PraDa automatically downloads (only OpenML for now) and locally stores its fine selection of datasets on your computer in the HDF5 format for faster loading times.

Use this environment variable to inform PraDa where to store these HDF5 datasets:

export PRADA_DATA_DIR=/your/data/cache/directory

Install

PraDa is currently not a PyPI package, but you can install it straight from Github (https://pip.pypa.io/en/stable/topics/vcs-support/)

pip install git+https://github.com/laudv/prada.git

Loading a dataset

List all the datasets:

import prada
prada.ALL_DATASETS
prada.ALL_DATASET_NAMES
prada.ALL_BINARY
prada.ALL_REGRESSION
prada.ALL_MULTICLASS

Load a dataset using the class name:

d = prada.Phoneme()
d.load_dataset()

d.X.shape # (5404, 5)
d.y.shape # (5404,)

Load a dataset using a name of a dataset:

d = prada.get_dataset("Phoneme")

Load a multiclass dataset and turn it into a binary dataset by comparing only two classes:

d = prada.Mnist()
d.load_dataset()
d2v4 = d.one_vs_other(2, 4)

# or

d = prada.get_dataset("Mnist[2v4]")

Similarly, turn a regression dataset into a (binary) classification dataset:

d = prada.get_dataset("WineQuality[bin]")

# or

d = prada.WineQuality()
d.load_dataset()
d.to_binary(frac_positive=0.5)

For more of these functions, have a look at the RegressionMixin and MulticlassMixin mixins.

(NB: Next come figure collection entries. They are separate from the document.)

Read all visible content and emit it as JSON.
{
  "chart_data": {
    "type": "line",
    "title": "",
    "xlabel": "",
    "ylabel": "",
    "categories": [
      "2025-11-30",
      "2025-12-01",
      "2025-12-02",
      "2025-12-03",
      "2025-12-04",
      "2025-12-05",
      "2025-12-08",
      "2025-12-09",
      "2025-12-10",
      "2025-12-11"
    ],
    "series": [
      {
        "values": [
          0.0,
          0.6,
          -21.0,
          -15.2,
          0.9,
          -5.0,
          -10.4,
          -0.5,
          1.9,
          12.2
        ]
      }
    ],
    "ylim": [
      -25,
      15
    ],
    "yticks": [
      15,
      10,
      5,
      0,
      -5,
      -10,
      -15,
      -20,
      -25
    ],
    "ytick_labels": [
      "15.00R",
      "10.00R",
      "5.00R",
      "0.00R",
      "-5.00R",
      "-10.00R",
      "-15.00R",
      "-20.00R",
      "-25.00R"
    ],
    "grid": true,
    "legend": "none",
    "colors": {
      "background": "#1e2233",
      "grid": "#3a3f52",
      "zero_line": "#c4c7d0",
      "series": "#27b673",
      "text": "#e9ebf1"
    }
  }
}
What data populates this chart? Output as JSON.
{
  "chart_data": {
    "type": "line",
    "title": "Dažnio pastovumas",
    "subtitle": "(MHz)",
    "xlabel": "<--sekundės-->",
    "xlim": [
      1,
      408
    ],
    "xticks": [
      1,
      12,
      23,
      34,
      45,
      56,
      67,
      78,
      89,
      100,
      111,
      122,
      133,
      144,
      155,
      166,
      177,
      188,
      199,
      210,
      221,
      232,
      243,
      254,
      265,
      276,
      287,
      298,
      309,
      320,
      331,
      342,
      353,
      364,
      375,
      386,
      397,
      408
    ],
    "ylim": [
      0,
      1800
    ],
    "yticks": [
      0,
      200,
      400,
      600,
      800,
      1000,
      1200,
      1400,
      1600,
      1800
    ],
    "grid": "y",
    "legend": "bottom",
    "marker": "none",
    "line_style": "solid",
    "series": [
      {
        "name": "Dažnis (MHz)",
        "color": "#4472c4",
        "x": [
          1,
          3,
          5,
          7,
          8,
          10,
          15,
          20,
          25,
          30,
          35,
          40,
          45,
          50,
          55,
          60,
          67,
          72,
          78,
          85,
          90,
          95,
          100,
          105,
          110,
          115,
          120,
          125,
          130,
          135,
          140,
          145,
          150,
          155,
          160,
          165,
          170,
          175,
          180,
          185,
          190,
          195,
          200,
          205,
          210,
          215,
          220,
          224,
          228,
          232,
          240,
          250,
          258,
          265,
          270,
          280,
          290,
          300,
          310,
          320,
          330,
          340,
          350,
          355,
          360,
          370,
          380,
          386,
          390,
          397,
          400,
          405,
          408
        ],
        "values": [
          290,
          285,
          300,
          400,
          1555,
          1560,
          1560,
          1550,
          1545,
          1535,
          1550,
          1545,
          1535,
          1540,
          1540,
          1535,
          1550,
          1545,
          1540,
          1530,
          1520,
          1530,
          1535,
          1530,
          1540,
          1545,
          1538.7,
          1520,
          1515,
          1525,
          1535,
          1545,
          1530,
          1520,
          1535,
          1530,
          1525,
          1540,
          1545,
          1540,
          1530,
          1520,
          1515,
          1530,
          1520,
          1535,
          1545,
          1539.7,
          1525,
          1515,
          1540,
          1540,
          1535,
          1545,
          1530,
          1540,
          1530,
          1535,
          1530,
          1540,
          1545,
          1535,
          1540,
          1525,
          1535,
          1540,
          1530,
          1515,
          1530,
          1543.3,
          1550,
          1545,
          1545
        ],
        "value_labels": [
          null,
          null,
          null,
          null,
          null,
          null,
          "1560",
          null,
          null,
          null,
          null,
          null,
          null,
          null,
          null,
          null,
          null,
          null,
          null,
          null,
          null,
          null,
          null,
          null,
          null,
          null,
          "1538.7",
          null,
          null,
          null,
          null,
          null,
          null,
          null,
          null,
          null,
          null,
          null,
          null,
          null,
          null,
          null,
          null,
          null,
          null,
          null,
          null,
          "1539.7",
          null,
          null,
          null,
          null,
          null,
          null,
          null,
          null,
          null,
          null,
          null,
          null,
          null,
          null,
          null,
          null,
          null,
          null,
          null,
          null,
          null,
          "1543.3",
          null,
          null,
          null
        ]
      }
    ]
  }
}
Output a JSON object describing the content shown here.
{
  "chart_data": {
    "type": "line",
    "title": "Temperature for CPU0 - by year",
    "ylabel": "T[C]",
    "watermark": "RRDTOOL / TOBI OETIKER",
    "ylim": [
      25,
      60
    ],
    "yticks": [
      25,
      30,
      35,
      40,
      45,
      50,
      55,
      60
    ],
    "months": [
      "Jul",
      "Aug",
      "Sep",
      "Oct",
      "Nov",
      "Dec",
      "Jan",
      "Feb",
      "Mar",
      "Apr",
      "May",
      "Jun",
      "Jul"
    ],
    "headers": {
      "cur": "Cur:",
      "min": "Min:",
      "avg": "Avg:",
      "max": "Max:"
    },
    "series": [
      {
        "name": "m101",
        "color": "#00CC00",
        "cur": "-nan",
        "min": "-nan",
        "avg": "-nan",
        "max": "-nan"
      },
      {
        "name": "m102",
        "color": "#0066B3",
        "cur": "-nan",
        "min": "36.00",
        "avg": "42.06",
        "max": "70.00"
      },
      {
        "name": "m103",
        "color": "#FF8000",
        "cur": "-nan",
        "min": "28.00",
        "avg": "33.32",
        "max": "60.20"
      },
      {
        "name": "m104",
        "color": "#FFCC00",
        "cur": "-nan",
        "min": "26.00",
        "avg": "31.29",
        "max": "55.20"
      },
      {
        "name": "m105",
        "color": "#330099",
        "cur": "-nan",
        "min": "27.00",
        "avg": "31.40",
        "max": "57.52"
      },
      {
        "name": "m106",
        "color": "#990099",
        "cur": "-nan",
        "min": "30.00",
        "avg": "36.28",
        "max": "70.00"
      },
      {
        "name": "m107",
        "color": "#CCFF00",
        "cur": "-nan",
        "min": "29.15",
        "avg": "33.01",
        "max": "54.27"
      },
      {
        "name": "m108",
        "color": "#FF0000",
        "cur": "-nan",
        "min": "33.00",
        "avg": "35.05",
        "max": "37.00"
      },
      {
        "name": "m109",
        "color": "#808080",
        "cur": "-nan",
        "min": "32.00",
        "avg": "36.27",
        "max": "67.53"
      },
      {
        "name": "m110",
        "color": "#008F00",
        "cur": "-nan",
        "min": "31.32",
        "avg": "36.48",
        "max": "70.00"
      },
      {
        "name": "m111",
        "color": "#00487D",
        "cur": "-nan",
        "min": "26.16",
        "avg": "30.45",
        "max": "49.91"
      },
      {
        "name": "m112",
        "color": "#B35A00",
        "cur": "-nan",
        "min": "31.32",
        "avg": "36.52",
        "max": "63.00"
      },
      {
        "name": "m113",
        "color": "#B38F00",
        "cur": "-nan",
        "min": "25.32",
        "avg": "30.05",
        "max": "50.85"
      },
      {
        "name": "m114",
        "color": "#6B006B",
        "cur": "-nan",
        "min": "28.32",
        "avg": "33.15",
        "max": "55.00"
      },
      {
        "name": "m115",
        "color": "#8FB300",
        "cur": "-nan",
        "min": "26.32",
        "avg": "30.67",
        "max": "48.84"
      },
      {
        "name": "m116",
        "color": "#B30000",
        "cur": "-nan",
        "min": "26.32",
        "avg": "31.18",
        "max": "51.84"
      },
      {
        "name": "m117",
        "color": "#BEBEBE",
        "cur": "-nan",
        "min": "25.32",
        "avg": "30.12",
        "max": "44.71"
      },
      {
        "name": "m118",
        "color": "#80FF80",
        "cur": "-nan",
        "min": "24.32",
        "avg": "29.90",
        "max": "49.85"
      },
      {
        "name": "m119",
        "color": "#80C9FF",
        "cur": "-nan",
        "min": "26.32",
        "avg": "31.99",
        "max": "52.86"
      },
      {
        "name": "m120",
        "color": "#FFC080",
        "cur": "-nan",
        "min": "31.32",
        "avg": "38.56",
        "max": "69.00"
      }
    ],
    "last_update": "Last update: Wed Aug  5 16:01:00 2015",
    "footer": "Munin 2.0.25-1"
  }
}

Hyper-parameter optimization

Iterate over a grid of parameters:

d = prada.Spambase()
d.load_dataset()

param_dict = {"n_estimators": [10, 20], "eta": [0.5, 0.9] }
for i, params in enumerate(d.paramgrid(**param_dict)):
    print(i, params)

This prints:

0 {'n_estimators': 10, 'eta': 0.5}
1 {'n_estimators': 10, 'eta': 0.9}
2 {'n_estimators': 20, 'eta': 0.5}
3 {'n_estimators': 20, 'eta': 0.9}

Train a model for a given parameter set:

dtrain, dtest = d.train_and_test_fold(fold)
dtrain, dvalid = dtrain.train_and_test_fold(0)

# `model_class` can be any sklearn compatible classifier.
# There is built-in support for
#   - rf:  sklearn RandomForest
#   - xgb: xgboost
#   - lgb: lightgbm
model_type = "xgb" # or "rf", "lgb"
model_class = d.get_model_class(model_type)
clf, train_time = dtrain.train(model_class, params)

mtrain = dtrain.metric(clf)
mtest  = dtest.metric(clf)
mvalid = dvalid.metric(clf)

Utility functions

d = prada.Banknote(nfolds=5, seed=5232, silent=True)

d.name() # Banknote

d.source    # openml
d.openml_id # only for openml datasets
d.url       # only for openml datasets

d.is_regression() # False
d.is_binary()     # True
d.is_multiclass() # False
d.astype(np.float32) # cast d.X and d.y
d.minmax_normalize() # sklearn.MinMaxScaler
d.robust_normalize() # sklearn.RobustScaler
d.scale_target() # for regression problems

# Metric: RMSE for regression, Accuracy for classification
# either evaluates a given classifier on `d.X` ...
d.metric(clf: sklearn_compatible)
d.metric(at: veritas.AddTree)
# ... or just applies the relevant metric to the given values
d.metric(ytrue, ypred)

Using it a `click` command line interface

import prada
import click

@click.group()
def cli():
    pass

@cli.command("my_command")
@click.argument("dname")
@click.option("-m", "--model_type", type=click.Choice(["xgb", "rf", "lgb"]),
              default="rf")
@click.option("--fold", default=0)
@click.option("--nfolds", default=5)
@click.option("--relerr", default=0.01)
@click.option("--seed", default=123456)
def test_idea_cmd(dname, model_type, fold, nfolds, seed):
    d = prada.get_dataset(dname, nfolds=nfolds, seed=seed)
    d.load_dataset()
    d.robust_normalize()
    d.scale_target() # only for regression datasets

    # Do what you need to do here...

if __name__ == "__main__":
    cli()